If the center differential of a full time 4WD were open (unlocked) in the above described situation the vehicle would not be able to maintain uninterrupted forward motion.

Here is why:
The front right wheel is slipping and spinning because it has less traction than the front left wheel. The front axle differential allowed the right wheel to rotate faster. The center differential (the one that sits inside the transfer case) acts the same way axle differentials do: It senses and reacts to resistance. It senses less resistance at the front differential. It reacts by allowing more and more rpm to go to the front axle and proportionally less to the rear. The resistance of the front axle determines how much torque can be generated (not much). The rear axle will get an equal amount of torque. If both amounts combined are less than needed to move the car - it is stuck.

Using the center diff lock keeps the center diff from allowing independent rpm at the two driveshafts. It forces the driveshafts to rotate at equal speeeds (like a part time system would) to help maintain constant forward movement. With the center diff locked the total amount of torque generated (2 times the amount that can be generated at the point with the least resistance) is no longer determined by the axle with the least resistance - it is now determined by the axle with the most resistance. A car with center diff lock has a higher likelyhood to keep moving in mixed traction situations than one without.
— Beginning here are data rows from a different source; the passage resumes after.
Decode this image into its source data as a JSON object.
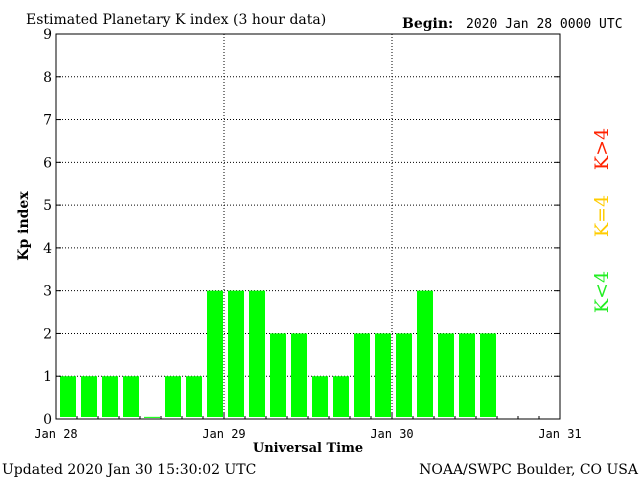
{
  "header": {
    "title": "Estimated Planetary K index (3 hour data)",
    "begin_label": "Begin:",
    "begin_value": "2020 Jan 28 0000 UTC"
  },
  "footer": {
    "updated": "Updated 2020 Jan 30 15:30:02 UTC",
    "credit": "NOAA/SWPC Boulder, CO USA"
  },
  "legend": {
    "high": "K>4",
    "mid": "K=4",
    "low": "K<4",
    "colors": {
      "high": "#ff2200",
      "mid": "#ffcc00",
      "low": "#22ee22"
    }
  },
  "chart_data": {
    "type": "bar",
    "title": "Estimated Planetary K index (3 hour data)",
    "xlabel": "Universal Time",
    "ylabel": "Kp index",
    "ylim": [
      0,
      9
    ],
    "yticks": [
      0,
      1,
      2,
      3,
      4,
      5,
      6,
      7,
      8,
      9
    ],
    "xlim_days": [
      0,
      3
    ],
    "xtick_labels": [
      "Jan 28",
      "Jan 29",
      "Jan 30",
      "Jan 31"
    ],
    "grid": true,
    "bar_color": "#00ff00",
    "interval_hours": 3,
    "series": [
      {
        "values": [
          1,
          1,
          1,
          1,
          0.05,
          1,
          1,
          3,
          3,
          3,
          2,
          2,
          1,
          1,
          2,
          2,
          2,
          3,
          2,
          2,
          2
        ]
      }
    ]
  }
}
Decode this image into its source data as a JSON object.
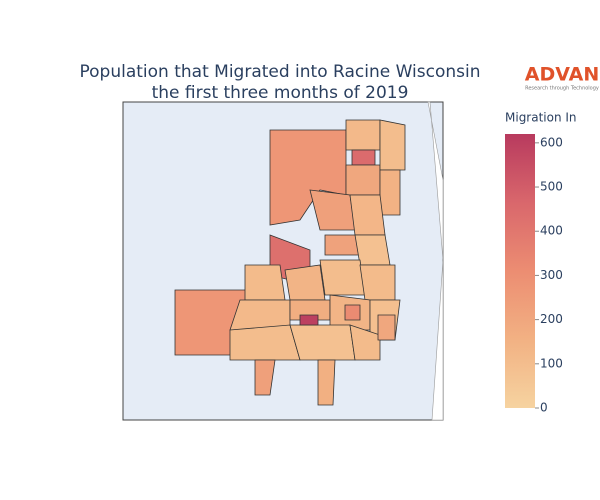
{
  "chart_data": {
    "type": "choropleth",
    "title": [
      "Population that Migrated into Racine Wisconsin",
      "the first three months of 2019"
    ],
    "logo": "ADVAN",
    "logo_tagline": "Research through Technology",
    "colorbar_title": "Migration In",
    "colorscale": [
      "#f6d3a0",
      "#f2b183",
      "#ec8d72",
      "#d9676c",
      "#b83a5e"
    ],
    "zlim": [
      0,
      620
    ],
    "zticks": [
      0,
      100,
      200,
      300,
      400,
      500,
      600
    ],
    "values": [
      270,
      120,
      450,
      200,
      100,
      150,
      230,
      130,
      220,
      430,
      80,
      270,
      110,
      140,
      100,
      110,
      120,
      170,
      140,
      600,
      90,
      100,
      80,
      110,
      200,
      230,
      160,
      320
    ]
  }
}
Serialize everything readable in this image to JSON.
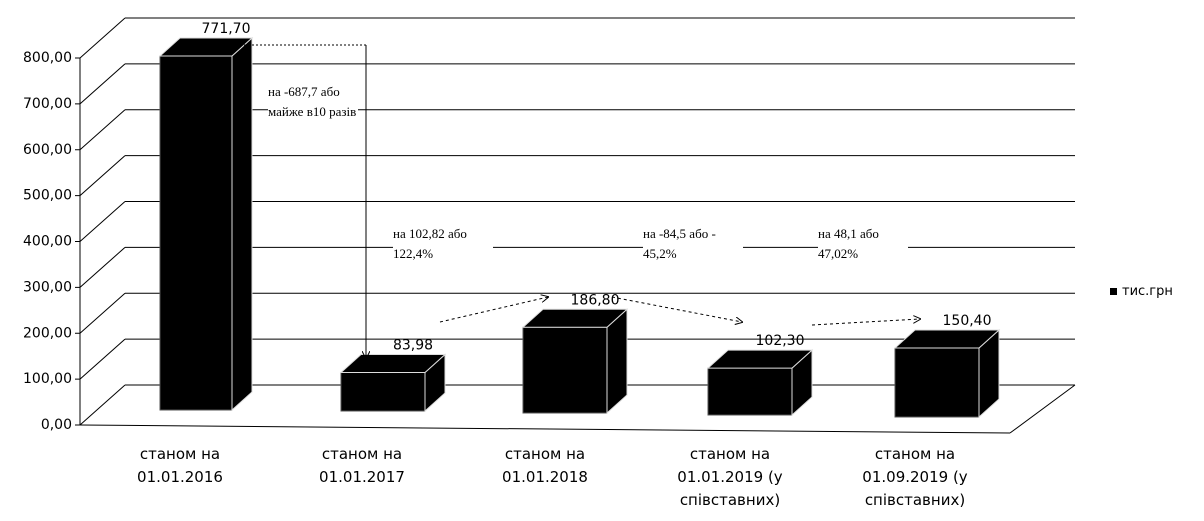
{
  "chart_data": {
    "type": "bar",
    "categories": [
      "станом на 01.01.2016",
      "станом на 01.01.2017",
      "станом на 01.01.2018",
      "станом на 01.01.2019 (у співставних)",
      "станом на 01.09.2019 (у співставних)"
    ],
    "series": [
      {
        "name": "тис.грн",
        "color": "#000000",
        "values": [
          771.7,
          83.98,
          186.8,
          102.3,
          150.4
        ],
        "value_labels": [
          "771,70",
          "83,98",
          "186,80",
          "102,30",
          "150,40"
        ]
      }
    ],
    "ylim": [
      0,
      800
    ],
    "yticks": [
      {
        "value": 0,
        "label": "0,00"
      },
      {
        "value": 100,
        "label": "100,00"
      },
      {
        "value": 200,
        "label": "200,00"
      },
      {
        "value": 300,
        "label": "300,00"
      },
      {
        "value": 400,
        "label": "400,00"
      },
      {
        "value": 500,
        "label": "500,00"
      },
      {
        "value": 600,
        "label": "600,00"
      },
      {
        "value": 700,
        "label": "700,00"
      },
      {
        "value": 800,
        "label": "800,00"
      }
    ],
    "grid": true,
    "legend": "right",
    "annotations": [
      "на -687,7 або майже в10 разів",
      "на 102,82 або 122,4%",
      "на -84,5 або - 45,2%",
      "на 48,1 або 47,02%"
    ]
  }
}
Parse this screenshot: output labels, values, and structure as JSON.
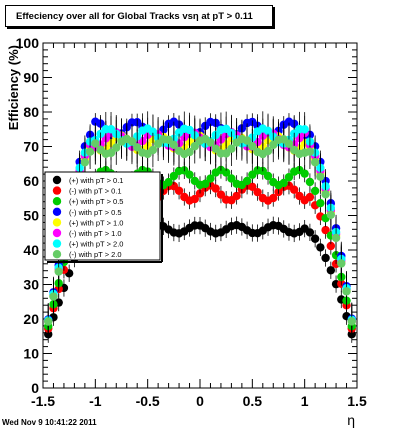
{
  "chart_data": {
    "type": "scatter",
    "title": "Effeciency over all for Global Tracks vsη at pT > 0.11",
    "xlabel": "η",
    "ylabel": "Efficiency (%)",
    "xlim": [
      -1.5,
      1.5
    ],
    "ylim": [
      0,
      100
    ],
    "x_ticks": [
      "-1.5",
      "-1",
      "-0.5",
      "0",
      "0.5",
      "1",
      "1.5"
    ],
    "y_ticks": [
      "0",
      "10",
      "20",
      "30",
      "40",
      "50",
      "60",
      "70",
      "80",
      "90",
      "100"
    ],
    "legend_position": "left",
    "series": [
      {
        "name": "(+) with pT > 0.1",
        "color": "#000000",
        "level": 46
      },
      {
        "name": "(-) with pT > 0.1",
        "color": "#ff0000",
        "level": 56.5
      },
      {
        "name": "(+) with pT > 0.5",
        "color": "#00cc00",
        "level": 61
      },
      {
        "name": "(-) with pT > 0.5",
        "color": "#0000ff",
        "level": 75
      },
      {
        "name": "(+) with pT > 1.0",
        "color": "#ffff00",
        "level": 71
      },
      {
        "name": "(-) with pT > 1.0",
        "color": "#ff00ff",
        "level": 72
      },
      {
        "name": "(+) with pT > 2.0",
        "color": "#00ffff",
        "level": 73
      },
      {
        "name": "(-) with pT > 2.0",
        "color": "#66cc66",
        "level": 70
      }
    ]
  },
  "footer": {
    "timestamp": "Wed Nov  9 10:41:22 2011"
  }
}
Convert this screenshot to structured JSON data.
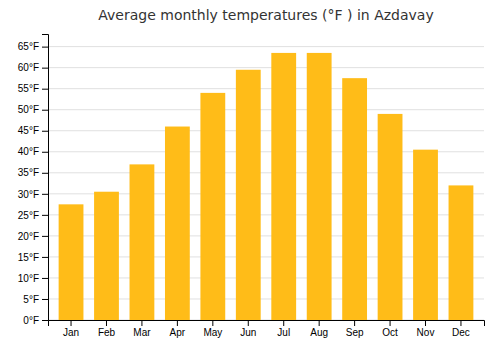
{
  "chart_data": {
    "type": "bar",
    "title": "Average monthly temperatures (°F ) in Azdavay",
    "categories": [
      "Jan",
      "Feb",
      "Mar",
      "Apr",
      "May",
      "Jun",
      "Jul",
      "Aug",
      "Sep",
      "Oct",
      "Nov",
      "Dec"
    ],
    "values": [
      27.5,
      30.5,
      37,
      46,
      54,
      59.5,
      63.5,
      63.5,
      57.5,
      49,
      40.5,
      32
    ],
    "color": "#FFBC18",
    "ylim": [
      0,
      68
    ],
    "yticks": [
      {
        "value": 0,
        "label": "0°F"
      },
      {
        "value": 5,
        "label": "5°F"
      },
      {
        "value": 10,
        "label": "10°F"
      },
      {
        "value": 15,
        "label": "15°F"
      },
      {
        "value": 20,
        "label": "20°F"
      },
      {
        "value": 25,
        "label": "25°F"
      },
      {
        "value": 30,
        "label": "30°F"
      },
      {
        "value": 35,
        "label": "35°F"
      },
      {
        "value": 40,
        "label": "40°F"
      },
      {
        "value": 45,
        "label": "45°F"
      },
      {
        "value": 50,
        "label": "50°F"
      },
      {
        "value": 55,
        "label": "55°F"
      },
      {
        "value": 60,
        "label": "60°F"
      },
      {
        "value": 65,
        "label": "65°F"
      }
    ],
    "grid": true
  }
}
To make traction management more transparent to the user and to avoid that the driver needs to make essential decisions to stop wheel spin, most manufacturers have incorporated mechanical (Torsen), mechanical/hydraulic (Gerodisc) or electronic (ETS, Haldex) traction management systems. However, they are not as capable as a manually locked center diff. That is why the best 4x4 on the market today, offer a combination of automatic as well as driver activated traction management (Mercedes G500, Mitsubishi etc.)